Labor fundraiser for gaming minister called into question
Star Entertainment hosted and covered the costs of a Labor fundraiser at its Brisbane casino hotel for Queensland’s Attorney-General Yvette D’Ath.
The Australian reports that Ms D’Ath, who regulates gaming, was at the time considering whether or not to approve the gambling giant’s “masterplan” for its Gold Coast operations.
The fundraiser, at $125 a head, was held in a private dining room at the Treasury Hotel in Brisbane’s CBD in the lead-up to the 2017 state election, with food and alcohol also paid for by the gaming company.
The fundraiser was billed as “The Great Debate: Lawyer Make the Best Politicians” and raised tens of thousands of dollars for Ms D’Ath and included a panel of four former state Labor Attorney-General’s, including Paul Lucas, who is married to Star Group executive external affairs director Alison Smith.

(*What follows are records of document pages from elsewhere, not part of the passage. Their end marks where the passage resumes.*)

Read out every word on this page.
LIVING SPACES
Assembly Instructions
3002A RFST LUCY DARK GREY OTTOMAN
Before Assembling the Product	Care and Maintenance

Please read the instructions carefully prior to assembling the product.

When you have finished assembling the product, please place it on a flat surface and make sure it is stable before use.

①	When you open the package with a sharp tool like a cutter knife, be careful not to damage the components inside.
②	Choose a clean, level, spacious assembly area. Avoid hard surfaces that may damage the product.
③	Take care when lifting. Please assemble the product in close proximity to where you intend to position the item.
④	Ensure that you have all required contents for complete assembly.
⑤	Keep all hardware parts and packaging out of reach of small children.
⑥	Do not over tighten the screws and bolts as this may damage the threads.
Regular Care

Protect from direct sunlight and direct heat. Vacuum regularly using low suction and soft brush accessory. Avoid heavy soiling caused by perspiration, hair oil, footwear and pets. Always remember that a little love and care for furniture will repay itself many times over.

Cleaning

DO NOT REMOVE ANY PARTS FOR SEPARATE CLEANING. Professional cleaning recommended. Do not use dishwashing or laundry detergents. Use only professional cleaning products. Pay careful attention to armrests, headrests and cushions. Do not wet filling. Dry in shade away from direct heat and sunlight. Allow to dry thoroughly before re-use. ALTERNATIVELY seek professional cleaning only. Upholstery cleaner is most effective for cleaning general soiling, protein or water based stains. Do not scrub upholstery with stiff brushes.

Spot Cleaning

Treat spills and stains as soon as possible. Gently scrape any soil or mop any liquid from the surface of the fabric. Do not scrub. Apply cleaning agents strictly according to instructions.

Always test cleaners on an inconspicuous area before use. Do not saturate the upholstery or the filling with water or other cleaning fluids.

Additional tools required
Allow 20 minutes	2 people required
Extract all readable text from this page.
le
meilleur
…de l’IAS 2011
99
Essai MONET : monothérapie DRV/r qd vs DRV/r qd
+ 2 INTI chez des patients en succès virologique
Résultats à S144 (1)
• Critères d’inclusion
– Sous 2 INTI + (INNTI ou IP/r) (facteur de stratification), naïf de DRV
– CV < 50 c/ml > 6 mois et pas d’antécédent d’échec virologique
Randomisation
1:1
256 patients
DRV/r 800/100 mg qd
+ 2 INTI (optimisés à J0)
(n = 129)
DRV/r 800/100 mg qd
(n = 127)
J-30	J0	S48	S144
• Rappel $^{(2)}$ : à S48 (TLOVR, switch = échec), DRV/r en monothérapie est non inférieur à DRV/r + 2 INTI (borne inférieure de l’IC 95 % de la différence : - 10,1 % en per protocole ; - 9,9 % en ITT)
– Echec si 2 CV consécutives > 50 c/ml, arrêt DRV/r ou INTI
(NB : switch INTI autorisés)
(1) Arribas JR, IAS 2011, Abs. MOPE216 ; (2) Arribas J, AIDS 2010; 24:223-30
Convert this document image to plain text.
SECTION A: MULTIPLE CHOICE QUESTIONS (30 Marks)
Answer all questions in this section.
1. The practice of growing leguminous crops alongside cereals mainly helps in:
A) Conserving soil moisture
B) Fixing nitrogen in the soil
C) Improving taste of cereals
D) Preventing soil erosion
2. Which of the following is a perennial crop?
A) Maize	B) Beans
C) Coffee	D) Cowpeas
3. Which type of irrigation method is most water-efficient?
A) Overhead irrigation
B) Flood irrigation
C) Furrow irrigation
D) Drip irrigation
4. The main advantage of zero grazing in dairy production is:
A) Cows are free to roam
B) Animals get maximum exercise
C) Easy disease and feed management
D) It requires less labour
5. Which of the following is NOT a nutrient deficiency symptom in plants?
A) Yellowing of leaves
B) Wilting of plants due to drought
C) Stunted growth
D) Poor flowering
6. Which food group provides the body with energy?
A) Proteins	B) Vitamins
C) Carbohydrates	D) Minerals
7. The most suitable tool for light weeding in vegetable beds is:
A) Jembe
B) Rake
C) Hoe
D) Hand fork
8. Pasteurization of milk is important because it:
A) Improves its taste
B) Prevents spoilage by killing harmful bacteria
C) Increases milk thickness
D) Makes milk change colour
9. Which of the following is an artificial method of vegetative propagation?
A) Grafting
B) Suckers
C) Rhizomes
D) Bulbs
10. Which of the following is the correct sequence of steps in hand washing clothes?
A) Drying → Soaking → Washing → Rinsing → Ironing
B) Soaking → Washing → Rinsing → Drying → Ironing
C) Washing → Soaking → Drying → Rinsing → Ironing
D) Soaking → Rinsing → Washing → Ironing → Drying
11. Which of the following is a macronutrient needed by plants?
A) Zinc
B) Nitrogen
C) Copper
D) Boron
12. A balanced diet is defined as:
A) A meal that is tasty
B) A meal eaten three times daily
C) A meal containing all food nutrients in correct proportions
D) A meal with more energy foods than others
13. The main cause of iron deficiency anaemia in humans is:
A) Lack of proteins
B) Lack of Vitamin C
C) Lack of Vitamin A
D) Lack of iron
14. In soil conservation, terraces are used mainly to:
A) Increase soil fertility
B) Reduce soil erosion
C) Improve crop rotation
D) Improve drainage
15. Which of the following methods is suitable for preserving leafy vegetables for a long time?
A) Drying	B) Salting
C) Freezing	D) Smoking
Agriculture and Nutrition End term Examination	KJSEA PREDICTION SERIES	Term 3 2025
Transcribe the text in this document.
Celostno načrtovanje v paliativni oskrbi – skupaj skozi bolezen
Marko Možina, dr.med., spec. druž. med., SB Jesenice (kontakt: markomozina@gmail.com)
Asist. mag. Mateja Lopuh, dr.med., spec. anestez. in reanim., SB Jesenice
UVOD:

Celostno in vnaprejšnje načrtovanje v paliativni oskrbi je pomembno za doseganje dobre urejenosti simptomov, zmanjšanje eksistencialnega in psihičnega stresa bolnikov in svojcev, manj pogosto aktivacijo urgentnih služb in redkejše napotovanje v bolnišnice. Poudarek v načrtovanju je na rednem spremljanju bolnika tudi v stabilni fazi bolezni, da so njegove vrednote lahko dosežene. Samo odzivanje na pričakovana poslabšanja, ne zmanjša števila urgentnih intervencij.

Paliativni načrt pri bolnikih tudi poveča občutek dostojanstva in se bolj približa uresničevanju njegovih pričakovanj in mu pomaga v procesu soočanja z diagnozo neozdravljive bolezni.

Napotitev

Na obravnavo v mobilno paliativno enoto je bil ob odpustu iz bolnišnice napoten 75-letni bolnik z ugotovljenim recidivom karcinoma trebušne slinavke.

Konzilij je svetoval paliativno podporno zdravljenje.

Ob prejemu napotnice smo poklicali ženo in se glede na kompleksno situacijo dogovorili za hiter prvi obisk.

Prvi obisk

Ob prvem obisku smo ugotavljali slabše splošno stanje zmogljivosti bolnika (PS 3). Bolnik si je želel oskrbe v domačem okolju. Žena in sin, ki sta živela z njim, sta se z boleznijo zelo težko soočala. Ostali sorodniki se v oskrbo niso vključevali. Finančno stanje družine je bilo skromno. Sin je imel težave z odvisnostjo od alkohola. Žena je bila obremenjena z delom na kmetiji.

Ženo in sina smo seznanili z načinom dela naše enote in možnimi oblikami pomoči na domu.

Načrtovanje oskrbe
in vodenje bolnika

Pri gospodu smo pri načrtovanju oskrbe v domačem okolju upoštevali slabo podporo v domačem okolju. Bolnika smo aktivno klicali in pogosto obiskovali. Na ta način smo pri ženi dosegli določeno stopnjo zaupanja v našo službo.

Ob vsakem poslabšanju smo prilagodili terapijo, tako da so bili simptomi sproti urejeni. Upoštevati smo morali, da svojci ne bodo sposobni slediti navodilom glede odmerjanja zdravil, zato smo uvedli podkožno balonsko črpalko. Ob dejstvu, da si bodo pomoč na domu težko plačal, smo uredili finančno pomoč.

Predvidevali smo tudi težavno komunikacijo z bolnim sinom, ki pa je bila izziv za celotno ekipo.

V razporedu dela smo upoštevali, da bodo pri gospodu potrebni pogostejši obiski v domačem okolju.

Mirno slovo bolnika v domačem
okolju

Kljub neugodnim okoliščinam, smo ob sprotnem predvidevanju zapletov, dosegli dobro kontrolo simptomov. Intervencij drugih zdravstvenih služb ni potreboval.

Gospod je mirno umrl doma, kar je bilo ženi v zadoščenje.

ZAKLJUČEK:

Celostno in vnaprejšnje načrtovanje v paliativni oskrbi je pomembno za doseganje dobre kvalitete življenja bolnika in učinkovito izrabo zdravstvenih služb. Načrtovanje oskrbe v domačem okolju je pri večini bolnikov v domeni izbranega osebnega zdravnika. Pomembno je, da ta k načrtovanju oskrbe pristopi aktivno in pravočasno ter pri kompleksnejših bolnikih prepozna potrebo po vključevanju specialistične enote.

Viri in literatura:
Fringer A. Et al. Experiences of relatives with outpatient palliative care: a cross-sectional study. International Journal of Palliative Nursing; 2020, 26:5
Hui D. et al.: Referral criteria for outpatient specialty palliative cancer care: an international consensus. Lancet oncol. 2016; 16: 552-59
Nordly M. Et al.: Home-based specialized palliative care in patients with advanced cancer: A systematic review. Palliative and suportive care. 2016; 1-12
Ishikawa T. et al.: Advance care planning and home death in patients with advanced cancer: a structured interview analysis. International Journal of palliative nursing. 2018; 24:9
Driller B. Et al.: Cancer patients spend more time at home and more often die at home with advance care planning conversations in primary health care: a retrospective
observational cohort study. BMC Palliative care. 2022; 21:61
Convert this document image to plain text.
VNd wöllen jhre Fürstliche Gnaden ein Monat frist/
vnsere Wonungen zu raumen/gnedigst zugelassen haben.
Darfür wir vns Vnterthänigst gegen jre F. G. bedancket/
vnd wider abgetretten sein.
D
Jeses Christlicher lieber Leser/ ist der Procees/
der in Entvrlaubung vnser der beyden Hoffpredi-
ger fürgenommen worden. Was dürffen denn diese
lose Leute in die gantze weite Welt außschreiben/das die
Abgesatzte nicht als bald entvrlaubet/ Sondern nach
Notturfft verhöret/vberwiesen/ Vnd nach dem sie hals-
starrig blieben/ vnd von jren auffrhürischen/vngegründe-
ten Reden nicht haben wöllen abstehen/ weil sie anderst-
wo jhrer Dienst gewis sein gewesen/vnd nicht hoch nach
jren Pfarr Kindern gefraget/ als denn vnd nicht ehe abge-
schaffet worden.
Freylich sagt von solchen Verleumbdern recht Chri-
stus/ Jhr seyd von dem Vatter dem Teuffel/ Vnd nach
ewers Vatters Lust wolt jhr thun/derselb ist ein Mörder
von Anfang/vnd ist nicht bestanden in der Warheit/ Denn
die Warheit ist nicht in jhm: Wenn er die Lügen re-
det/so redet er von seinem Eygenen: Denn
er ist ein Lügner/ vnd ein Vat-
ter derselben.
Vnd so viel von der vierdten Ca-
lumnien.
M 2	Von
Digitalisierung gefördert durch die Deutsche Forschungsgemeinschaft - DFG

The Star was at the time lobbying the Palaszczuk government not to proceed with plans for a rival second casino on the Gold Coast and had submitted its $2 billion masterplan for its existing operations in the tourism city to Ms D’Ath, which she later approved.
The Palaszczuk government withdrew its backing for a bid to build a second rival Gold Coast casino ahead of the November 2017 state election, although the possibility of a second licence is still being considered.
Star desperate to keep Queensland monopoly
The Star owns the only casinos on the Gold Coast and Brisbane, where it is currently building the $3.6 billion Queens Wharf integrated resort in the CBD.
It was revealed earlier this week that Ms D’Ath was among the government cabinet ministers to have received free sporting tickets and accommodation from the Star.
She accepted tickets to the athletics finals and closing ceremony of the Commonwealth Games, including seats in the Star’s corporate box and a couple of nights in its hotels on the Gold Coast.
Caesars interest in Gold Coast casino thwarted
One of Las Vegas’ biggest casino brands reportedly decided recently that it would not move forward with trying to win a casino licence in Australia.
Casino.org is reported in June that Caesars, which had been eyeing Australia’s Gold Coast as a possible destination in its international expansion plans, has opted against contesting for the licence in the Queensland city.
Some reports indicate Caesars did not give a reason for scuttling its Australia overture and while the decision was made weeks before the Eldorado offer became official, several factors are known about Eldorado’s interest in the operator of Flamingo and Bally’s.
In mid June, Eldorado acquired Caesars Entertainment Corp for $8.58 billion, with one of Nevada’s underdogs becoming the largest owner of casino’s in the United States.
Caesars shareholders will receive about $12.75 a share, including $8.40 in cash, a 28 per cent premium to the casino chain’s close last week.
While the combined company will retain the Caesars name, there’s no mistaking who’s buying whom in this transaction: Eldorado with a market value of less than $4 billion, has clinched the giant from Las Vegas and its flagship Caesars Palace.
Eldorado’s interest in Caesars dates back to 2018, with the sides entering into talks about a possible combination in March.
Under the Caesars, Horseshoe and Harrah’s names, among others, Caesars Entertainment operates gaming properties on three continents outside North American, where it has a footprint in more than a dozen US states, as well as Canada.